Top Secret Court to Give Microsoft, Google Some of the Transparency They Have Been Fighting For

The Foreign Intelligence Surveillance Court (FISC) will permit Google and Microsoft to divulge details of their respective legal battles to have the gag order lifted on data requests made by federal agencies such as the National Security Agency.

CNET is reporting presiding FISC judge Reggie Walton told the Obama administration he plans to authorize the disclosure of “procedural information” about the cases by both firms if he receives presidential approval.

The acting assistant attorney general for national security, John Carlin, told CNet in a “submitted response” that neither Microsoft’s nor Google’s legal filings contain “information that is now classified, nor information that should be held under seal.”

This is a huge step for FISC, known as the U.S.’s top-secret court due to its handling of national security matters.

Google and Microsoft filed objections with the court after the government gave them the go-ahead earlier this month to divulge the number of national security-related requests they receive, but only if the information was grouped together with other data requests. Both firms said the court’s decision left a lot to be desired because grouping the information in with other requests effectively keeps the public in the dark.

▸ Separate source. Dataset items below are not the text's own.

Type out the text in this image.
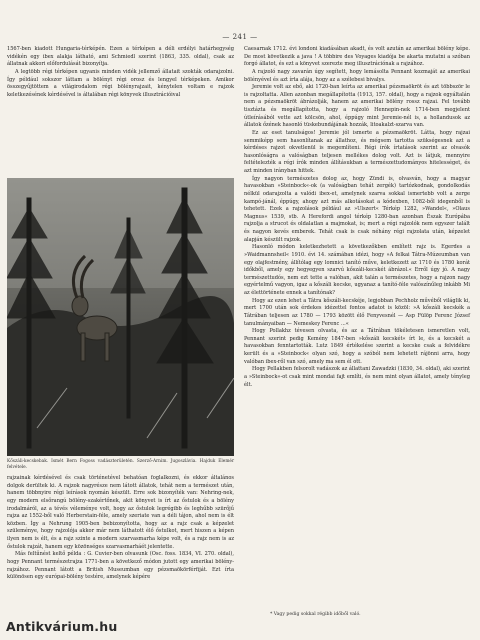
— 241 —

1567-ben kiadott Hungaria-térképén. Ezen a térképen a déli erdélyi határhegység vidékén egy ibex alakja látható, ami Schmiedl szerint (1863, 335. oldal), csak az állatnak akkori előfordulását bizonyítja.

A legtöbb régi térképen ugyanis minden vidék jellemző állatait szokták odarajzolni. Így például sokszor láttam a bölényt régi orosz és lengyel térképeken. Amikor összegyűjtöttem a világirodalom régi bölényrajzait, kénytelen voltam e rajzok keletkezésének kérdésével is általában régi könyvek illusztrációival

Kőszáli-kecskebak. Ismét Bern Fogoss vadászterületén. Szerző-Arnim. Jugoszlávia. Hajduk Elemér felvétele.

rajzainak kérdésével és csak történetével behatóan foglalkozni, és ekkor általános dolgok derültek ki. A rajzok nagyrésze nem látott állatok, tehát nem a természet után, hanem többnyire régi leírások nyomán készült. Erre sok bizonyíték van: Nehring-nek, egy modern elsőrangú bölény-szakértőnek, akit könyvet is írt az őstulok és a bölény irodalmáról, az a tévés véleménye volt, hogy az őstulok legrégibb és leghűbb szürőjű rajza az 1552-ből való Herberstain-féle, amely szeriate van a déli tájon, ahol nem is élt közben. Így a Nehrung 1905-ben bebizonyította, hogy az a rajz csak a képzelet szüleménye, hogy rajzolója akkor már nem láthatott élő őstulkot, mert hiszen a képen ilyen nem is élt, és a rajz szinte a modern szarvasmarha képe volt, és a rajz nem is az őstulok rajzát, hanem egy közönséges szarvasmarháét jelentette.

Más feltűnést keltő példa : G. Cuvier-ben olvasunk (Osc. foss. 1834, VI. 270. oldal), hogy Pennant természetrajza 1771-ben a következő módon jutott egy amerikai bölény-rajzához. Pennant látott a British Museumban egy pézsmaökörférfiját. Ezt írta különösen egy európai-bölény testére, amelynek képére

Caesarnak 1712. évi londoni kiadásában akadt, és volt azután az amerikai bölény képe. De most következik a java ! A többire des Voyages kiadója be akarta mutatni a szóban forgó állatot, és ezt a könyvet szerezte meg illusztrációnak a rajzához.

A rajzoló nagy zavarán úgy segített, hogy lemásolta Pennant kozmaját az amerikai bölényével és azt írta alája, hogy az a szélebesi bivalys.

Jeremie volt az ebő, aki 1720-ban leírta az amerikai pézsmaökröt és azt többször le is rajzoltatta. Allen azonban megállapította (1913, 157. oldal), hogy a rajzok egyáltalán nem a pézsmaökröt ábrázolják, hanem az amerikai bölény rossz rajzai. Fel tovább tisztázta és megállapította, hogy a rajzoló Hennepin-nek 1714-ben megjelent útleírásából vette azt kölcsön, ahol, éppúgy mint Jeremie-nél is, a hollandusok az állatok őzének hasonló tüskebundájának hozzák, litoakalzt-szarva van.

Ez az eset tanulságos! Jeremie jól ismerte a pézsmaökröt. Látta, hogy rajzai semmiképp sem hasonlítanak az állathoz, és mégsem tartotta szükségesnek azt a kérdéses rajzot okvetlenül is megemlíteni. Régi írók írtatások szerint az olvasók hasonlóságra a valóságban teljesen mellékes dolog volt. Azt is látjuk, mennyire feltételezték a régi írók minden állításukban a természettudományos hitelességet, és azt minden irányban hittek.

Így nagyon természetes dolog az, hogy Zündi is, olvasván, hogy a magyar havasokban »Steinbock«-ok (a valóságban tehát zergék) tartózkodnak, gondolkodás nélkül odarajzolta a valódi ibex-et, amelynek szarva sokkal ismertebb volt a zerge kampó-jánál, éppúgy, ahogy azt más alkotásokat a kódexben, 1082-ből idegenből is tehetett. Ezek a rajzolások például az »Ulszert« Térkép 1282, »Wandel«, »Olaus Magnus« 1539, stb. A Herefordi angol térkép 1280-ban azonban Észak Európába rajzolja a strucot és oldalatlan a majmokat, is; mert a régi rajzolók nem egyszer talált és nagyon kevés emberek. Tehát csak is csak néhány régi rajzolata után, képzelet alapján készült rajzok.

Hasonló módon keletkezhetett a következőkben említett rajz is. Egerdes a »Waidmannsheil« 1910. évi 14. számában idézi, hogy »A felkai Tátra-Múzeumban van egy olajfestmény, állítólag egy lomnici tanító műve, keletkezett az 1710 és 1780 korát időkből, amely egy hegyegyen szarvú kőszáli-kecskét ábrázol.« Erről úgy jó. A nagy természettudós, nem ezt tette a valóban, akit talán a természetes, hogy a rajzon nagy egyértelmű vagyon, igaz a kőszáli kecske, ugyanaz a tanító-féle valószínűleg inkább Mi az élettörténete ennek a tanítónak?

Hogy az ezen lehet a Tátra kőszáli-kecskéje, legjobban Pechholz művéből világlik ki, mert 1700 után sok érdekes idézettel fontos adatot is közöl: »A kőszáli kecskék a Tátrában teljesen az 1780 — 1793 között élő Fenyvesnél — Asp Fülöp Ferenc József tanulmányaiban — Nemeskey Ferenc ...«

Hogy Pollakhz tévesen olvasta, és az a Tátrában tökéletesen ismeretlen volt, Pennant szerint pedig Kemény 1847-ben »kőszáli kecskét« írt le, és a kecskét a havasokban fenntartották. Lutz 1849 értékelése szerint a kecske csak a felvidékre került és a »Steinbock« olyan szó, hogy a szóból nem lehetett rájönni arra, hogy valóban ibex-ről van szó, amely ma sem él ott.

Hogy Pellakben felsorolt vadászok az állattani Zawadzki (1830, 34. oldal), aki szerint a »Steinbock«-ot csak mint mondai fajt említi, és nem mint olyan állatot, amely tényleg élt.

* Vagy pedig sokkal régibb időből való.
Antikvárium.hu
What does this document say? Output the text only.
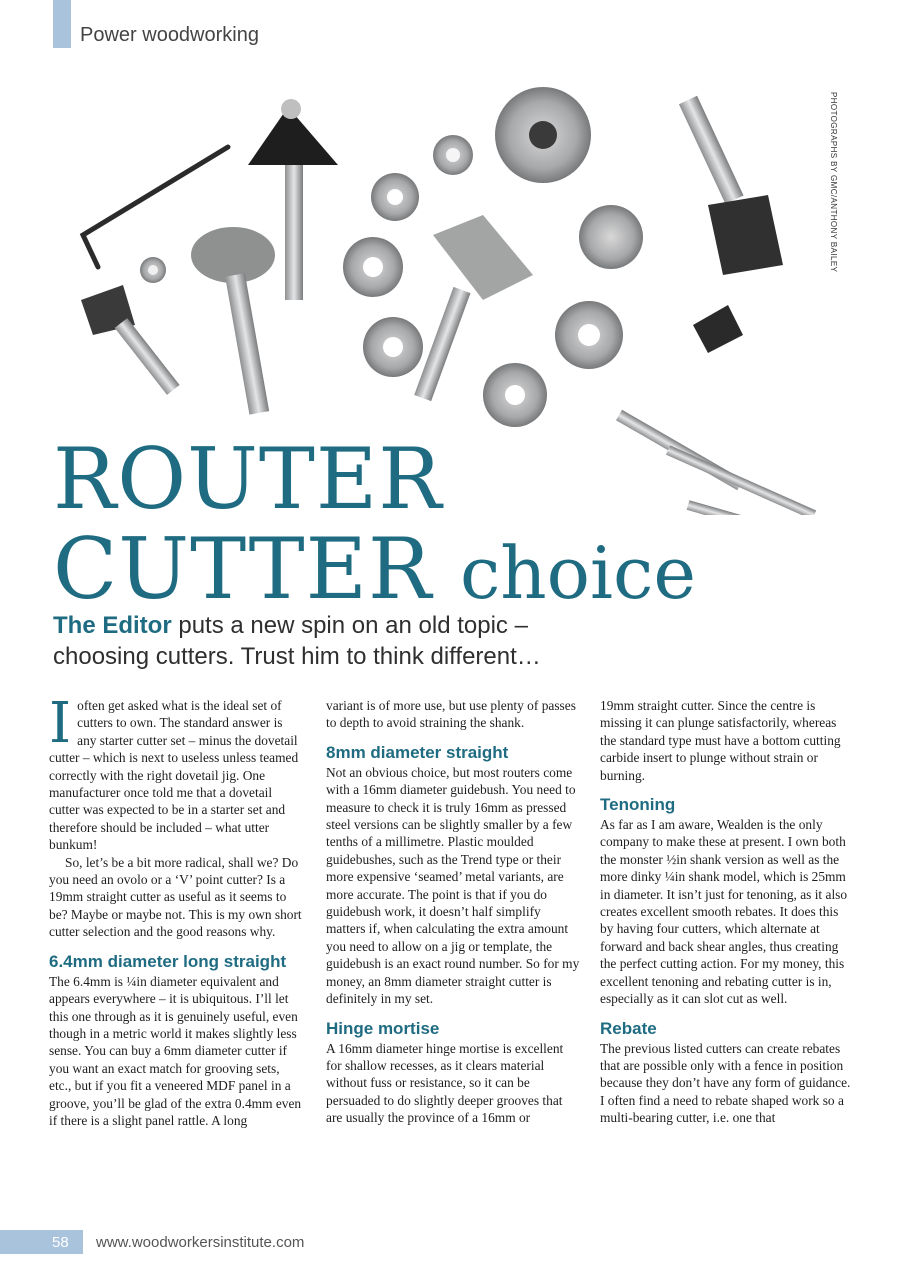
Power woodworking
PHOTOGRAPHS BY GMC/ANTHONY BAILEY
ROUTER
CUTTER choice
The Editor puts a new spin on an old topic –
choosing cutters. Trust him to think different…

Ioften get asked what is the ideal set of cutters to own. The standard answer is any starter cutter set – minus the dovetail cutter – which is next to useless unless teamed correctly with the right dovetail jig. One manufacturer once told me that a dovetail cutter was expected to be in a starter set and therefore should be included – what utter bunkum!

So, let’s be a bit more radical, shall we? Do you need an ovolo or a ‘V’ point cutter? Is a 19mm straight cutter as useful as it seems to be? Maybe or maybe not. This is my own short cutter selection and the good reasons why.

6.4mm diameter long straight

The 6.4mm is ¼in diameter equivalent and appears everywhere – it is ubiquitous. I’ll let this one through as it is genuinely useful, even though in a metric world it makes slightly less sense. You can buy a 6mm diameter cutter if you want an exact match for grooving sets, etc., but if you fit a veneered MDF panel in a groove, you’ll be glad of the extra 0.4mm even if there is a slight panel rattle. A long

variant is of more use, but use plenty of passes to depth to avoid straining the shank.

8mm diameter straight

Not an obvious choice, but most routers come with a 16mm diameter guidebush. You need to measure to check it is truly 16mm as pressed steel versions can be slightly smaller by a few tenths of a millimetre. Plastic moulded guidebushes, such as the Trend type or their more expensive ‘seamed’ metal variants, are more accurate. The point is that if you do guidebush work, it doesn’t half simplify matters if, when calculating the extra amount you need to allow on a jig or template, the guidebush is an exact round number. So for my money, an 8mm diameter straight cutter is definitely in my set.

Hinge mortise

A 16mm diameter hinge mortise is excellent for shallow recesses, as it clears material without fuss or resistance, so it can be persuaded to do slightly deeper grooves that are usually the province of a 16mm or

19mm straight cutter. Since the centre is missing it can plunge satisfactorily, whereas the standard type must have a bottom cutting carbide insert to plunge without strain or burning.

Tenoning

As far as I am aware, Wealden is the only company to make these at present. I own both the monster ½in shank version as well as the more dinky ¼in shank model, which is 25mm in diameter. It isn’t just for tenoning, as it also creates excellent smooth rebates. It does this by having four cutters, which alternate at forward and back shear angles, thus creating the perfect cutting action. For my money, this excellent tenoning and rebating cutter is in, especially as it can slot cut as well.

Rebate

The previous listed cutters can create rebates that are possible only with a fence in position because they don’t have any form of guidance. I often find a need to rebate shaped work so a multi-bearing cutter, i.e. one that

58 www.woodworkersinstitute.com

The two companies have been seeking an increase in transparency since The Washington Post and The Guardian —which received top-secret information courtesy of National Security Agency (NSA) whistleblower Edward Snowden — published stories indicating Microsoft and Google, along with other top technology firms, willingly joined PRISM, an extensive government surveillance plan.

Although it has since come to light that the publications misinterpreted the documentation from Snowden, Microsoft and Google have both voiced concerns about how public perception of their companies has been affected.

In a court document, filed June 19, Google asked (FISC) for permission to go public with the total numbers of requests the company receives that are okayed by the court as well as the number of user accounts affected by those requests.

“Google’s reputation and business has been harmed by the false or misleading reports in the media and Google’s users are concerned by the allegations,” the filing reads. “Google must respond to such claims with more than generalities.”

Microsoft, described its nine-page court filing, published on Scribd Wednesday, as a bid to “correct the misimpression … that it provides the United States government with direct access to its servers and network infrastructure.”